This week, scientists in England applied to begin the process of editing human embryos’ DNA. The application comes on the heels of the controversial use of a new technology called CRISPR-CAs9, developed earlier this year by Chinese scientists who intend to use it to edit human DNA. CRISPIR-Cas9 (known commonly as CRISPR) has been in medical headlines several times since its development last year. The controversial technology has caused a rippling effect in the medical community so large that there will be an international discussion regarding the ethical use for research and implementation of the technology later this year in Washington, D.C.
CRISPR can be thought of as an editing machine in a way. Without the medical jargon, basically CRISPR allows us to remove specific genes from embryos in the germ cells. Why is that important? Because unlike previously, the removal of the gene is actually passed on to the offspring; in previous years we could edit the human genome but it would only affect the person without also passing the edited version of the genome to the offspring. Basically by changing the germ cells' DNA in embryos we are altering the genome with permanent consequences.

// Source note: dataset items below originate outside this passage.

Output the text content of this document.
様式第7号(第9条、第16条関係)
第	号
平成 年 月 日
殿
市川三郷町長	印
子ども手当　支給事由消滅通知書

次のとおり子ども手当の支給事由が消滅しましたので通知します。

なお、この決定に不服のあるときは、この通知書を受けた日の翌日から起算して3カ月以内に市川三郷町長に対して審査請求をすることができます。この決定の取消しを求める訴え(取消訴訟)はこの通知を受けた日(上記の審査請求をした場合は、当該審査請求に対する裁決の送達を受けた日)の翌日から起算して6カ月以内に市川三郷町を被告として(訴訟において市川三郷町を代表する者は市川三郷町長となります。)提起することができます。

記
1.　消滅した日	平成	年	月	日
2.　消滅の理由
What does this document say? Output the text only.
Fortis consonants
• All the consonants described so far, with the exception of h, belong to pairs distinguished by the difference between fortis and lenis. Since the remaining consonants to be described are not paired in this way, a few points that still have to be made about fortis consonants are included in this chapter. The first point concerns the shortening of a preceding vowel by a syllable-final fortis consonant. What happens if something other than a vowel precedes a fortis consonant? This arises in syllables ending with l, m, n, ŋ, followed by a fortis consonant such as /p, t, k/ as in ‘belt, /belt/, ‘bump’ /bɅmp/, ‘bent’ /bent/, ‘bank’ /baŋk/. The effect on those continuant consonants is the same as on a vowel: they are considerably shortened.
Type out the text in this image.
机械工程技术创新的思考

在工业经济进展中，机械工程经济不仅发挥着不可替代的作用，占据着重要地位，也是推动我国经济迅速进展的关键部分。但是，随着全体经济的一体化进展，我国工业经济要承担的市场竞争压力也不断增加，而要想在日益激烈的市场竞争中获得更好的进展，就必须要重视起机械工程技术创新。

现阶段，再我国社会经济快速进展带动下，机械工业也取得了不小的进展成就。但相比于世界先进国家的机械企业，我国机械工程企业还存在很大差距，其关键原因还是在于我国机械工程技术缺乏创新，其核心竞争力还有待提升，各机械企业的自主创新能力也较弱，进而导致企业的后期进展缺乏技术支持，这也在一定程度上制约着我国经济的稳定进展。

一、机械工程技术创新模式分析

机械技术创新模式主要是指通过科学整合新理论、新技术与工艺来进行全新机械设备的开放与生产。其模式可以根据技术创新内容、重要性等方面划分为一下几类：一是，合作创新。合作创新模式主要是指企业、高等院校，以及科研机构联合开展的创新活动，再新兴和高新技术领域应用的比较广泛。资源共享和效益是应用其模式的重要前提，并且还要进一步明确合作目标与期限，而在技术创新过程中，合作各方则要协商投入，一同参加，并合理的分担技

Scientists view the CRISPR technology as an intriguing and interesting technology but also approach it with an extremely cautious view. For example, the CRISPR technology has the ability to remove diseases in embryos, so we could very realistically remove the genes that cause sickle cell disease. This sounds great at first, but by removing those genes we could cause a second unintended effect. Like, for example, by removing sickle cells (which are found in higher rates in people who live in Africa where malaria is highly prevalent) we could cause people to become more susceptible to malaria which could potentially lead to more malaria related deaths. Sickle cell is a natural defense to malaria which attacks the blood cells; if the blood cells are deformed, like they are in sickle cells, then malaria has a much harder time attack the blood cells. This is only one example that could be a potential side effect of changing the human genome. Moreover, this change would be passed on to future generations who would lose that defense.
The proponents of CRISPR say that while there are potentially unknown and dangerous side effects, the benefits outweigh them. For example, proponents say that by doing research with DNA editing in embryos we will have a chance to gain an intricate view and understanding of the development of embryos, which would open the doors to a world of possibilities—possibilities that may include a deeper understanding of developmental diseases that can lead to Down syndrome and syndrome X, for example. The proponents want to advocate for use in laboratories on embryos that would not reach development in clinical trials but rather remain in laboratories under regulations. And that is exactly what they will argue for in the international meeting in December in Washington, D.C.
While scientists in China have reported using CRISPR to edit the genome of human embryos, the rest of the world is playing catch-up. Scientists, doctors, and research firms are struggling to grasp the depth of possibility that CRISPR has and will provide and the effects it could have both now and in the future, both intended and unintended. There is no general consensus either, further complicating the issue. The ethics have yet to be decided upon and that is the goal of the meeting in December between the American, British, and Chinese leaders in medical research.
CRISPR can be viewed as a Pandora ’s Box: To some extent, we know that there is potential, but we also don’t understand the consequences that opening the potential could cause. And while the meeting in December may set the parameters for our ethical use of CRISPR, it will fail to put into words whether we can do more good than harm with a technology we only understand in a technical sense. Hindsight, after all, is always 20/20.